This is our favorite budget pick. Icon's Alliance Dark Helmet earns its name from its badass black matte paint job (so you can roll around like some kind of rebel Batman). This time around, the Icon team created a less expensive option that still contains all the comfort and performance their brand is known to deliver.

The Dark Alliance is rigorously tested to meet varying helmet standards from around the world, and is designed to prevent any heat buildups or fogging of the shield. The shell is made of injected molded polycarbonate and the interior is completely removable so that it can be washed. Helmet meets both DOT and ECE safety standards.

Shop for Icon Motorcycle Helmets and Gear.

HJC Helmets

HJC has a long success history, being founded in South Korean in 1972. It is now the #1 helmet brand in North America since 1992 and is also the fastest growing helmet brand in Europe. Their helmet are known for their dynamic technical capabilities and special features that make aerodynamics, ventilation, vibration & noise reduction some of the best on the market.

HJC's mission is to make the most comfortable and innovative helmets, while keeping prices affordable.
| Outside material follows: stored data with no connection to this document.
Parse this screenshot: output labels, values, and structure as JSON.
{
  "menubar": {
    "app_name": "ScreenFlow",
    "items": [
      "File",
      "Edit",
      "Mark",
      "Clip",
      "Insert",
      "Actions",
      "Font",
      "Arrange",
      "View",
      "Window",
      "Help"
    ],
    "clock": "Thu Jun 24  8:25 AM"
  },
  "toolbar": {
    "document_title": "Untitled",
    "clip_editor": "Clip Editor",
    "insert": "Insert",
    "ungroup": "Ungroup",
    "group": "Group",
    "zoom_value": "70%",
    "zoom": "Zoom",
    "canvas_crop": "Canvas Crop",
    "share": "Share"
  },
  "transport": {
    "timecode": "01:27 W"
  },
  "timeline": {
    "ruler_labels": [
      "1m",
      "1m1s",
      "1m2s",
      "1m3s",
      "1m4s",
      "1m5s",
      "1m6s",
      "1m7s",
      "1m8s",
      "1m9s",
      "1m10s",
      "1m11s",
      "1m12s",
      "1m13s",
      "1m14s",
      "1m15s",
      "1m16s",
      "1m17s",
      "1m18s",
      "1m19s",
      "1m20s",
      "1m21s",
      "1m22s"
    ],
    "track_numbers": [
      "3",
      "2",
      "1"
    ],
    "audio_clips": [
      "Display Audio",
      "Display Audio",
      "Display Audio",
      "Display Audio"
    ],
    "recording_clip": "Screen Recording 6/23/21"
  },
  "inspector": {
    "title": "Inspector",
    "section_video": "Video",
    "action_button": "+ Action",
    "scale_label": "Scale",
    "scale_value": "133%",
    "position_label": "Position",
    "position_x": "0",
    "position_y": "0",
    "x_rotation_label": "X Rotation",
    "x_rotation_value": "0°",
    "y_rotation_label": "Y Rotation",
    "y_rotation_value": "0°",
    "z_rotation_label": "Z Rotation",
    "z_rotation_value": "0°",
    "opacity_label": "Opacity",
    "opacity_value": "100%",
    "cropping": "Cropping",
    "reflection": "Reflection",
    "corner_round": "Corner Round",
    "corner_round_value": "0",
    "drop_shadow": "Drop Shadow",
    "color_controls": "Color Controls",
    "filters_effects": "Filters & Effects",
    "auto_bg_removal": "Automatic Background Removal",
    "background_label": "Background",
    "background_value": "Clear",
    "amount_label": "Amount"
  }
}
Helmets prices are on par with the $150 low end, and even the top of the line helmets from HJC will run you just in the mid $400's.


HJC RPHA ST ($359.99)

The RPHA ST is one of HJC's most successful helmets. It was named as the test winner in Motorrad Magazine's helmet test, even coming out in front of more prestigious models. It was ranked as the highest in performance and quality. It features a lightweight fiberglass composite shell, a max air flow top vent, a moisture wicking anti-bacterial interior, and an integrated anti-scratch SunShield. Helmet is DOT certified.

AGV

AGV is another company with history, having been established 70 years ago in Italy in 1947! The brand has gone through some revamps throughout its long lifetime, but has always remained top-notch. Many world champions have won wearing AGV helmets, including Valentino Rossi, Giacomo Agostini, and Kenny Roberts.

Except for find the full range of helmets from AGV, with numerous special release graphic helmets. The helmets are at great price points ranging from as low as $150 to a whopping $1,400 for super-luxe GP helmets developed in collaboration with championship riders.

AGV K3 Dreamtime Multicolor ($219.95)

The AVG K3 is one of their bestselling helmets and is a great one for those new to the AVG brand. Those riders who are more attracted to flash and pizzazz will be drawn to this intrinsically designed helmet, especially youngsters and racers. K3 helmets are derived from top of the range GP-Tech helmets. They are made with a thermoplastic shell, a chin wind protector, and a ventilation system of front, side, and back extractors. Helmet is DOT certified.

Shop for AGV Motorcycle Helmets.

Arai

Who hasn't heard of Arai by now? This is a small family company owned by three generations of motorcycle riders. Arai is especially known for comfort and fit advancements with different interior shapes, so riders with all different heads shapes can be protected and comfortable. 

Every Arai helmet is 100% handmade and goes through three separate quality control departments. Arai is so confident in the quality of their products that they were the first motorcycle helmet company to offer a full 5-year limited warranty, 15 years ago. Be expected to pay a bit more for an Arai quality helmet; their helmets ranges from mid $400 to almost $900.


Arai Vector 2 ($450-$477)

The Arai Vector 2 is at the lowest end of their range and is a solid no-frills helmet. Arai is not for shallow wallets, by any means, but they make high quality products through-and-through. Arai is all about customizing comfort for each person's unique needs, so this helmet has 5mm peel away cheek pads and temple pads, so you can find your perfect fit. It also has a unique patented chin vent design that directs air in to cool your face and prevent fogging. Helmet is DOT and SNELL certified.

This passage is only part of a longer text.